Omkara (2006)


This is Vishal Bhardwaj’s second Shakespeare film adaption. His first being the stupendous Maqbool (Macbeth). This time round he breathes life into another Shakespeare tragedy, Othello.

Omi (Ajay Devgan) strong-arms the locals into following his boss, the politician Tiwari Bhaisaab (Naseeruddin Shah). Eventually, Omi enters politics himself and appoints one of his lieutenants, Kesu (Vivek Oberoi), to fill his place. This entices the jealousy of Langda (Saif Ali Khan), and he hatches a revenge plot. Langda plants seeds of doubt in Omi’s mind, concerning the faithfulness of Omi’s new bride Dolly (Kareena Kapoor).

If you think Maqbool‘s Bhardwaj is a flash in the pan, Omkara confirms he is absolutely not. I did actually find Maqbool threatening to unwind a bit in the last act but Omkara is one masterwork from start to end. I was never familiar with Shakespeare’s Othello and I find the tragic soap-opera plot a replica of many HK TVB family dramas – jealousy leading to evil thoughts which in turn lead to back-stabbing shenanigans. What makes the ultimate Machiavellian villain? Is it the one who kills, the one who is the most cruel, the one who straps a bomb on himself and explodes himself in a crowded place?
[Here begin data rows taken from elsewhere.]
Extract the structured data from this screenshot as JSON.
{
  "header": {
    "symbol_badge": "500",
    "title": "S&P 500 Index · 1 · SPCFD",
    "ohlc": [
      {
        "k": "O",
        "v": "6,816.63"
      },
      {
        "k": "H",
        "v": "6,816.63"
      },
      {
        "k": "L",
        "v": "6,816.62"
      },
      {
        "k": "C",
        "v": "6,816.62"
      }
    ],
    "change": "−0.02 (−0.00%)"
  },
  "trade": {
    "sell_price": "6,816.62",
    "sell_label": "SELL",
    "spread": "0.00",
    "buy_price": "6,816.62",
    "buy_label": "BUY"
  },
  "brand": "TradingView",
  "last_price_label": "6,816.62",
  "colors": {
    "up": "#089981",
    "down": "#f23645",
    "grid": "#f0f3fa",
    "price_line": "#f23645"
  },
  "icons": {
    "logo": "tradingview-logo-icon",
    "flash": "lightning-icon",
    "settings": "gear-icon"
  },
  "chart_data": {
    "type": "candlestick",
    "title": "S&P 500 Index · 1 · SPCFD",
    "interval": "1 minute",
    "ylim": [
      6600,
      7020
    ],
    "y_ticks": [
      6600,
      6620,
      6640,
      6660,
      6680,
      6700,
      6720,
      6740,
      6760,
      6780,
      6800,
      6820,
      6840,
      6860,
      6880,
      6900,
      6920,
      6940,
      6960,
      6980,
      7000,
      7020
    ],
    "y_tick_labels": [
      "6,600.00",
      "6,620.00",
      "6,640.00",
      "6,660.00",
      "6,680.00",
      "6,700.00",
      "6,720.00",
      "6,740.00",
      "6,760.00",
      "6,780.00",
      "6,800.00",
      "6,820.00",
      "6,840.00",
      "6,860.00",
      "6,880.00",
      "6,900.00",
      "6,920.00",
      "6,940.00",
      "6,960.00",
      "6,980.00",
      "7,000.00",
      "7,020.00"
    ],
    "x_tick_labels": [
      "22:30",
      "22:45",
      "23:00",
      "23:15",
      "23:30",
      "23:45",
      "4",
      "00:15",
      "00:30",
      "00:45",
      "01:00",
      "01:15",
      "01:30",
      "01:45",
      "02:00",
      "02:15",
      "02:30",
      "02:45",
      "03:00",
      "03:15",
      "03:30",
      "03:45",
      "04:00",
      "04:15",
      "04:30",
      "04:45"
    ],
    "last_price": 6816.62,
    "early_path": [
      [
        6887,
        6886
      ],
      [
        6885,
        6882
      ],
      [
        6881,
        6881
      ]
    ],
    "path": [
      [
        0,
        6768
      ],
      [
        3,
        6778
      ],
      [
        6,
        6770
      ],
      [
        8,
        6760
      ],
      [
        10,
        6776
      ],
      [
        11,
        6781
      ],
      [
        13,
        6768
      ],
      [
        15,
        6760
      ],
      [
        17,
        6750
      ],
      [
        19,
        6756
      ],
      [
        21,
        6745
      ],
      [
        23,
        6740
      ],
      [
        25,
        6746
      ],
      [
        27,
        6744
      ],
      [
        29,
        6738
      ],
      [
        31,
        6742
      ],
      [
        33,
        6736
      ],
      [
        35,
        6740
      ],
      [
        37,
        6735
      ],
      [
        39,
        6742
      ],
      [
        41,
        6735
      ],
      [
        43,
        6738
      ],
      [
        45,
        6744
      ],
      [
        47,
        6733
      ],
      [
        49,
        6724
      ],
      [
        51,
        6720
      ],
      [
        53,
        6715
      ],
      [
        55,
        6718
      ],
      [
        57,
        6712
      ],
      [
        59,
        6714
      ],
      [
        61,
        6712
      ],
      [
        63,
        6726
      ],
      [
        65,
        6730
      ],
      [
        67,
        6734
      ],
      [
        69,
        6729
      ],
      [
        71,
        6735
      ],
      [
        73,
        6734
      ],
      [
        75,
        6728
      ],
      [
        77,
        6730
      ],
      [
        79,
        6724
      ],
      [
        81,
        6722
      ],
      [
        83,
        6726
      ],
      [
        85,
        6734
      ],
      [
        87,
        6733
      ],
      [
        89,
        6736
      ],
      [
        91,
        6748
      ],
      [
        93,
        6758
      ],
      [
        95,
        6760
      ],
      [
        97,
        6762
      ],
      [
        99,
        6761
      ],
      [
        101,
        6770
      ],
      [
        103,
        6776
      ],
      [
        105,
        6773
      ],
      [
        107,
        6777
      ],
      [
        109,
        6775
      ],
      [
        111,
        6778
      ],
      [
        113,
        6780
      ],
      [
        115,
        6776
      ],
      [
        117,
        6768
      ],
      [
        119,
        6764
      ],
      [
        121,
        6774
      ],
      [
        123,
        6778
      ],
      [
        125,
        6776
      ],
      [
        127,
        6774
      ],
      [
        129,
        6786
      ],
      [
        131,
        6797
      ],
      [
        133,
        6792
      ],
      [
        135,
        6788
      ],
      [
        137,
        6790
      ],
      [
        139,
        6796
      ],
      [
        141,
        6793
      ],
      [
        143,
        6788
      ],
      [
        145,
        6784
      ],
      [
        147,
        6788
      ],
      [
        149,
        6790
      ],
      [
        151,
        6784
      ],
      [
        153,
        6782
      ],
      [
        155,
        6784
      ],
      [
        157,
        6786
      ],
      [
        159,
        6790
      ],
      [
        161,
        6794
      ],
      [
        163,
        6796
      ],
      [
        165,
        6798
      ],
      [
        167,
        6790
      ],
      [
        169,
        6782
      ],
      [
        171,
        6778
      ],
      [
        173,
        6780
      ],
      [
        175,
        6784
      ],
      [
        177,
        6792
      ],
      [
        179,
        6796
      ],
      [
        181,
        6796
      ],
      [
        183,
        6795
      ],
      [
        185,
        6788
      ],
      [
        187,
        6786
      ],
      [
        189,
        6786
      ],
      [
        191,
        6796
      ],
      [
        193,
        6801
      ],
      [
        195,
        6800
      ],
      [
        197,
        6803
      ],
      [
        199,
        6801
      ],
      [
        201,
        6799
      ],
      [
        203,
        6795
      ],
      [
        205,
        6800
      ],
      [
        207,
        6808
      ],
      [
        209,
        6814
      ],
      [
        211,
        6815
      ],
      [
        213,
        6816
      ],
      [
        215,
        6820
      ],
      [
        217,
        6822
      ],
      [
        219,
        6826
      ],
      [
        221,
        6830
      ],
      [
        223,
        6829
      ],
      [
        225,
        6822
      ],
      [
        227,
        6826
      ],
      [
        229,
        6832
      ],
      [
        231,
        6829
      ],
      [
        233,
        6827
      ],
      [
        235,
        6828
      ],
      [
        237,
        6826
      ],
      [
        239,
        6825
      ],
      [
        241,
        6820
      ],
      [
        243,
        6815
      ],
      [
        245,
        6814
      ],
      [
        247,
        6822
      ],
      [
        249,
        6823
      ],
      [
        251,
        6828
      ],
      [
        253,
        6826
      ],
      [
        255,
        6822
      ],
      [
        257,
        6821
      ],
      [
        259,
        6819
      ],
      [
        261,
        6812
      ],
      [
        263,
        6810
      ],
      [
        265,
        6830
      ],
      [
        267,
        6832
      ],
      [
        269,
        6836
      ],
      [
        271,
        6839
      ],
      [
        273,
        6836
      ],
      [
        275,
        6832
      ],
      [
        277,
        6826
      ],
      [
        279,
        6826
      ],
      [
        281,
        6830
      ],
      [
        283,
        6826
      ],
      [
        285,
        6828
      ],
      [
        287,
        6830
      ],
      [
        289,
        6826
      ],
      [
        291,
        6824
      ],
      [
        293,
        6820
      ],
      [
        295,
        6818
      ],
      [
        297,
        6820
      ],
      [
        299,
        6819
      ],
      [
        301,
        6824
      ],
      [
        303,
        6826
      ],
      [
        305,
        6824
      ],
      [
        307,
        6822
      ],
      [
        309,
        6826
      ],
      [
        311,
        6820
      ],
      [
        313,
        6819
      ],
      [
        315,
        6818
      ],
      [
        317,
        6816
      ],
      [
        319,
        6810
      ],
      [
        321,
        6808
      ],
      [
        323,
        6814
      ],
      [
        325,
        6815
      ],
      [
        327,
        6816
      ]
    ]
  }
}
To me, these villains are too obvious… the ultimate villain is the one who doesn’t lift a weapon to kill you, he makes you want to pick up that weapon to kill yourself. He feels no shame because he feels he is justified to do it. His logic will feel right which in turn makes you realise that you may need psychiatric help – you have discovered the dark side resides in you, in everyone. Omkara has such a villain and his words are killer. Envy and jealousy are b*tches!

The direction and acting are flawless. I am reading subtitles which are already amazing. I am sure there are lots of slang and nuances that I didn’t get. The dialogue is cutting-edged and filled with juxtapositions. I love how Bhardwaj uses the swing as the ultimate juxtaposition – as playful innocence, as a show of love and ultimately it became the swing of death.

This is a masterpiece… an amazing adaptation that Shakespeare would definitely be so pleased with.